At page 30 the author of this book states that the restrictions $f_{\mid f^{-1}(U_i)}$ are morphisms of prevarieties. Can you explain why this is the case?

Answer 1

By definition, $f^{-1}(U_i)$ is the distinguished open set $D(x_i) \subset \mathbb{A}^{n+1}(k)$. By Lemma 1.50 on p. 24, $f^{-1}(U_i)$, as an open subprevariety of $\mathbb{A}^{n+1}(k)$, is isomorphic to the affine variety corresponding to the $k$-algebra $k[x_0,\ldots,x_n]_{x_i}$ (the localisation of $k[x_0,\ldots,x_n]$ at $x_i$). Let $g : U_i \to \mathbb{A}^n(k)$ be the map defined by $g(x_0:\ldots:x_n) = (x_0/x_i,\ldots,x_{i-1}/x_i,x_{i+1}/x_i,\ldots,x_n/x_i).$ By Corollary 1.60 on p. 28, this map is an isomorphism of prevarieties.
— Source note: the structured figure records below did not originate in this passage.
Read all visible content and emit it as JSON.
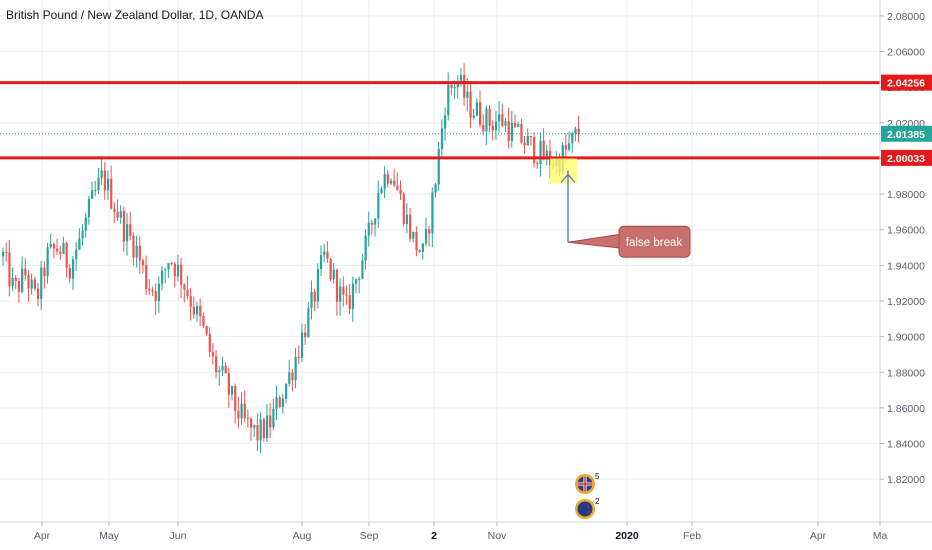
{
  "chart_data": {
    "type": "candlestick",
    "title": "British Pound / New Zealand Dollar, 1D, OANDA",
    "ylim": [
      1.81,
      2.085
    ],
    "y_ticks": [
      "2.08000",
      "2.06000",
      "2.04000",
      "2.02000",
      "2.00000",
      "1.98000",
      "1.96000",
      "1.94000",
      "1.92000",
      "1.90000",
      "1.88000",
      "1.86000",
      "1.84000",
      "1.82000"
    ],
    "x_ticks": [
      {
        "label": "Apr",
        "major": false
      },
      {
        "label": "May",
        "major": false
      },
      {
        "label": "Jun",
        "major": false
      },
      {
        "label": "Aug",
        "major": false
      },
      {
        "label": "Sep",
        "major": false
      },
      {
        "label": "2",
        "major": true
      },
      {
        "label": "Nov",
        "major": false
      },
      {
        "label": "2020",
        "major": true
      },
      {
        "label": "Feb",
        "major": false
      },
      {
        "label": "Apr",
        "major": false
      },
      {
        "label": "Ma",
        "major": false
      }
    ],
    "anchors": [
      1.945,
      1.925,
      1.935,
      1.92,
      1.945,
      1.95,
      1.94,
      1.955,
      1.975,
      1.99,
      1.975,
      1.96,
      1.95,
      1.93,
      1.925,
      1.945,
      1.935,
      1.92,
      1.905,
      1.885,
      1.875,
      1.86,
      1.85,
      1.845,
      1.85,
      1.865,
      1.88,
      1.9,
      1.92,
      1.945,
      1.93,
      1.915,
      1.935,
      1.955,
      1.985,
      1.995,
      1.975,
      1.955,
      1.945,
      1.985,
      2.035,
      2.045,
      2.03,
      2.025,
      2.02,
      2.022,
      2.015,
      2.01,
      2.005,
      2.0,
      1.998,
      2.005,
      2.015
    ],
    "levels": [
      {
        "label": "2.04256",
        "value": 2.04256,
        "color": "#e31a1c",
        "style": "solid"
      },
      {
        "label": "2.00033",
        "value": 2.00033,
        "color": "#e31a1c",
        "style": "solid"
      },
      {
        "label": "2.01385",
        "value": 2.01385,
        "color": "#26a69a",
        "style": "dotted"
      }
    ],
    "colors": {
      "up": "#26a69a",
      "down": "#ef5350",
      "grid": "#eceef2",
      "axis_text": "#5d606b"
    },
    "grid": true,
    "annotations": [
      {
        "type": "highlight",
        "color": "#ffff66",
        "y_range": [
          1.986,
          2.0
        ]
      },
      {
        "type": "callout",
        "text": "false break",
        "value": 1.953,
        "color": "#c9706f"
      },
      {
        "type": "marker",
        "value": 1.991
      }
    ],
    "events": [
      {
        "icon": "uk-flag-icon",
        "count": "5"
      },
      {
        "icon": "nz-flag-icon",
        "count": "2"
      }
    ]
  }
}
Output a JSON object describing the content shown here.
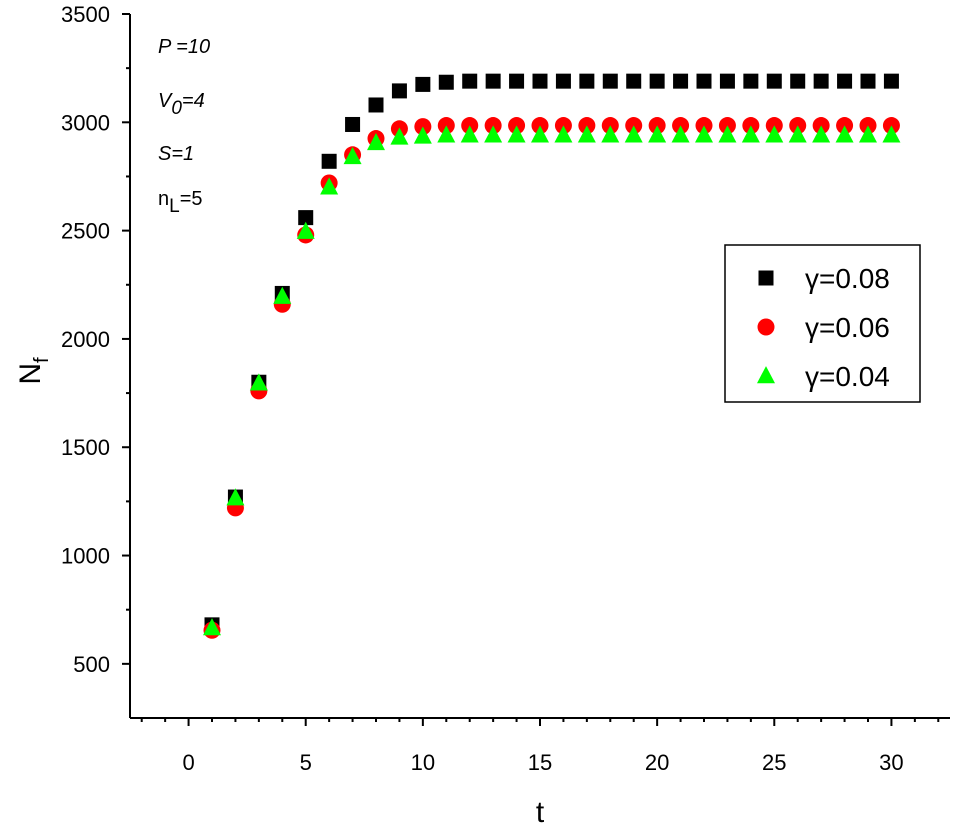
{
  "chart_data": {
    "type": "scatter",
    "xlabel": "t",
    "ylabel_main": "N",
    "ylabel_sub": "f",
    "xlim": [
      -2.5,
      32.5
    ],
    "ylim": [
      250,
      3500
    ],
    "x_ticks": [
      0,
      5,
      10,
      15,
      20,
      25,
      30
    ],
    "y_ticks": [
      500,
      1000,
      1500,
      2000,
      2500,
      3000,
      3500
    ],
    "grid": false,
    "legend_position": "right",
    "annotations": [
      {
        "main": "P =10",
        "sub": "",
        "italic": true
      },
      {
        "main": "V",
        "sub": "0",
        "tail": "=4",
        "italic": true
      },
      {
        "main": "S=1",
        "sub": "",
        "italic": true
      },
      {
        "main": "n",
        "sub": "L",
        "tail": "=5",
        "italic": false
      }
    ],
    "x": [
      1,
      2,
      3,
      4,
      5,
      6,
      7,
      8,
      9,
      10,
      11,
      12,
      13,
      14,
      15,
      16,
      17,
      18,
      19,
      20,
      21,
      22,
      23,
      24,
      25,
      26,
      27,
      28,
      29,
      30
    ],
    "series": [
      {
        "name": "γ=0.08",
        "marker": "square",
        "color": "#000000",
        "values": [
          680,
          1270,
          1800,
          2210,
          2560,
          2820,
          2990,
          3080,
          3145,
          3175,
          3185,
          3190,
          3190,
          3190,
          3190,
          3190,
          3190,
          3190,
          3190,
          3190,
          3190,
          3190,
          3190,
          3190,
          3190,
          3190,
          3190,
          3190,
          3190,
          3190
        ]
      },
      {
        "name": "γ=0.06",
        "marker": "circle",
        "color": "#ff0000",
        "values": [
          655,
          1220,
          1760,
          2160,
          2480,
          2720,
          2850,
          2925,
          2970,
          2980,
          2985,
          2985,
          2985,
          2985,
          2985,
          2985,
          2985,
          2985,
          2985,
          2985,
          2985,
          2985,
          2985,
          2985,
          2985,
          2985,
          2985,
          2985,
          2985,
          2985
        ]
      },
      {
        "name": "γ=0.04",
        "marker": "triangle",
        "color": "#00ff00",
        "values": [
          665,
          1265,
          1795,
          2195,
          2495,
          2700,
          2840,
          2905,
          2930,
          2935,
          2940,
          2940,
          2940,
          2940,
          2940,
          2940,
          2940,
          2940,
          2940,
          2940,
          2940,
          2940,
          2940,
          2940,
          2940,
          2940,
          2940,
          2940,
          2940,
          2940
        ]
      }
    ]
  }
}
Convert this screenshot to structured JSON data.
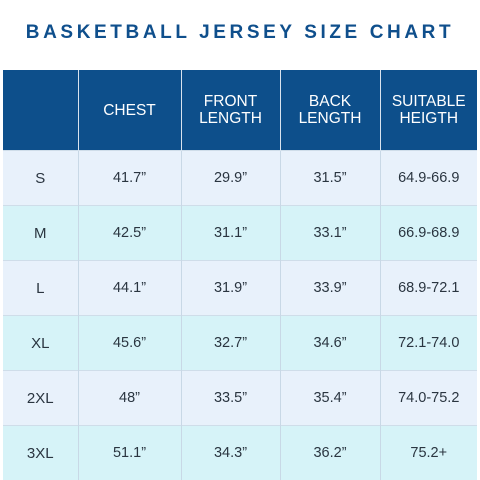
{
  "title": "BASKETBALL JERSEY SIZE CHART",
  "columns": [
    {
      "lines": [
        ""
      ]
    },
    {
      "lines": [
        "CHEST"
      ]
    },
    {
      "lines": [
        "FRONT",
        "LENGTH"
      ]
    },
    {
      "lines": [
        "BACK",
        "LENGTH"
      ]
    },
    {
      "lines": [
        "SUITABLE",
        "HEIGTH"
      ]
    }
  ],
  "rows": [
    {
      "size": "S",
      "chest": "41.7”",
      "front": "29.9”",
      "back": "31.5”",
      "height": "64.9-66.9"
    },
    {
      "size": "M",
      "chest": "42.5”",
      "front": "31.1”",
      "back": "33.1”",
      "height": "66.9-68.9"
    },
    {
      "size": "L",
      "chest": "44.1”",
      "front": "31.9”",
      "back": "33.9”",
      "height": "68.9-72.1"
    },
    {
      "size": "XL",
      "chest": "45.6”",
      "front": "32.7”",
      "back": "34.6”",
      "height": "72.1-74.0"
    },
    {
      "size": "2XL",
      "chest": "48”",
      "front": "33.5”",
      "back": "35.4”",
      "height": "74.0-75.2"
    },
    {
      "size": "3XL",
      "chest": "51.1”",
      "front": "34.3”",
      "back": "36.2”",
      "height": "75.2+"
    }
  ],
  "colors": {
    "header_bg": "#0d4f8b",
    "title_text": "#0f4f8c",
    "row_light": "#e8f1fb",
    "row_cyan": "#d6f3f8"
  }
}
The composite map $h = g\circ f|_{f^{-1}(U_i)} : f^{-1}(U_i) \to \mathbb{A}^n(k)$ induces the homomorphism of $k$-algebras $\phi : k[y_1,\ldots,y_n] \to k[x_0,\ldots,x_n]_{x_i}$ given by $$ \phi(y_j) = \begin{cases} x_{j-1}/x_i & \text{for} \quad 1\leq j \leq i\\ x_j/x_i & \text{for} \quad i < j \leq n\end{cases}$$ Therefore, $h$ is a morphism of affine varieties, by Proposition 1.44 on p. 22. Since $g$ is an isomorphism, we conclude that the composite map $f|_{f^{-1}(U_i)} = g^{-1}\circ h : f^{-1}(U_i) \to U_i$ is a morphism of prevarieties (in fact, of affine varieties).